Our study was conducted in 24 male Wistar rats, which were purchased from Orientbio (Seongnam, Republic of Korea). The experiments were planned under the approval of the Animal Ethics Committee of Chungnam National University (NO. 2019012A-CNU-193, (approved on 27 December 2019). All procedures were conducted in accordance with the assurance statement and guidelines in the National Institutes of Health’s Guide for the Care and Use of Laboratory Animals.
Rats were weighed and randomly divided into three groups: GR1—control group (n = 12), RIV administered with saline; GR2—CBZ treated group (n = 6), RIV administered with CBZ; and GR3—PHT treated group (n = 6), RIV administered with PHT. Before administration, RIV, CBZ, and PHT were dissolved in corn oil, 0.6% carboxymethylcellulose solution, and water, respectively, to make solutions with final concentrations of 5, 3, and 5 mg/mL, respectively. Starting the first day, each rat was pretreated twice daily with saline (GR1), CBZ 45 mg/kg (GR2), or PHT 15 mg/kg (GR3) for six consecutive days. On Day 7, RIV 3 mg/kg was given 30 min after the administration of saline/CBZ/PHT.
For the PK analysis, blood samples (200 μL) were collected in heparinized tubes before treatment and then subsequently at 0.25, 0.5, 1, 2, 4, 8, 10, and 24 h after treatment of RIV on Day 7. Plasma was separated after centrifugation (15,000 rpm, 10 min) and stored at −80 °C until analysis. For the PD analysis, a 750 μL blood sample was taken in 3.2% sodium citrate-contained tubes before treatment and then subsequently at 1, 4, 8, and 10 h after treatment of RIV on Day 7. Samples were centrifuged at 5500 rpm for 10 min. The supernatant was collected and stored at −4 °C until analysis. The PT was measured within 24 h of the collection.
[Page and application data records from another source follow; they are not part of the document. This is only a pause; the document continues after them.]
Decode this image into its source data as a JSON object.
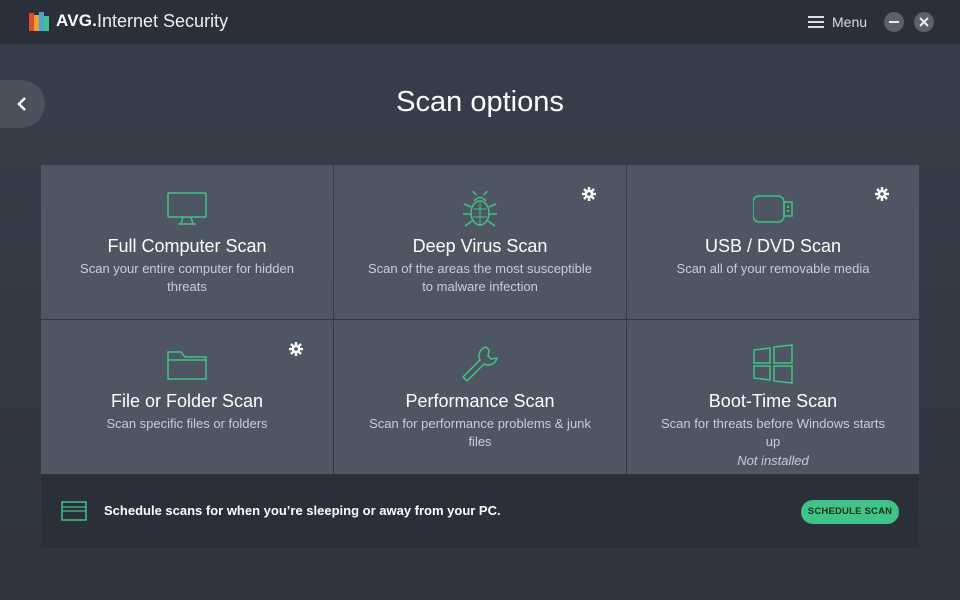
{
  "app": {
    "brand": "AVG.",
    "product": "Internet Security",
    "menu_label": "Menu"
  },
  "page": {
    "title": "Scan options"
  },
  "tiles": [
    {
      "title": "Full Computer Scan",
      "desc": "Scan your entire computer for hidden threats",
      "icon": "monitor-icon",
      "has_settings": false,
      "note": ""
    },
    {
      "title": "Deep Virus Scan",
      "desc": "Scan of the areas the most susceptible to malware infection",
      "icon": "bug-icon",
      "has_settings": true,
      "note": ""
    },
    {
      "title": "USB / DVD Scan",
      "desc": "Scan all of your removable media",
      "icon": "usb-drive-icon",
      "has_settings": true,
      "note": ""
    },
    {
      "title": "File or Folder Scan",
      "desc": "Scan specific files or folders",
      "icon": "folder-icon",
      "has_settings": true,
      "note": ""
    },
    {
      "title": "Performance Scan",
      "desc": "Scan for performance problems & junk files",
      "icon": "wrench-icon",
      "has_settings": false,
      "note": ""
    },
    {
      "title": "Boot-Time Scan",
      "desc": "Scan for threats before Windows starts up",
      "icon": "windows-icon",
      "has_settings": false,
      "note": "Not installed"
    }
  ],
  "schedule": {
    "text": "Schedule scans for when you’re sleeping or away from your PC.",
    "button_label": "SCHEDULE SCAN",
    "icon": "calendar-icon"
  },
  "colors": {
    "accent": "#3ec487",
    "tile_bg": "#4e5664",
    "background": "#363c48",
    "bar_bg": "#2b2f39"
  }
}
2.3. Plasma Concentration and PT Measurement Methods

Plasma concentration of RIV, CBZ, and PHT was determined by validated methods using high-performance liquid chromatography (1200 series HPLC; Agilent, Santa Clara, CA, USA) coupled with tandem mass spectrometry (Qtrap 4000; Sciex, Framingham, MA, USA) [32,33,34]. Chromatographic separation of analytes was conducted using a GEMINI-NX C18 column (50 mm × 2 mm; 5 μm; Phenomenex, Torrance, CA, USA) with a gradient elution of mobile phase, which contains 0.1% formic acid solution (A) and methanol (B) at a flow rate of 0.3 mL/min. The analysis was performed with an electrospray ionization probe in the positive ion mode. The ion spray voltage was 5500 V, and the source temperature was 450 °C. Multiple reaction monitoring transitions of each analyte were as follows: m/z 436.2 → 144.9 for RIV, m/z 238.3 → 194.0 for CBZ, m/z 253.2 → 182.1 for PHT, and m/z 428.4 → 175.1 for domperidone (internal standard). Calibration curves were linear in the range of 10–1000 ng/mL, 100–25,000 ng/mL, and 100–25,000 ng/mL for RIV, CBZ, and PHT, respectively (R2 > 0.99).
PT was measured using a blood coagulation analyzer (ACL 7000, Instrumentation Laboratory, Bedford, MA, USA) at Shinwon Medical Foundation (Daejeon, Korea) using PT recombiPlasTin 2G reagent (Instrumentation Laboratory, Bedford, MA, USA).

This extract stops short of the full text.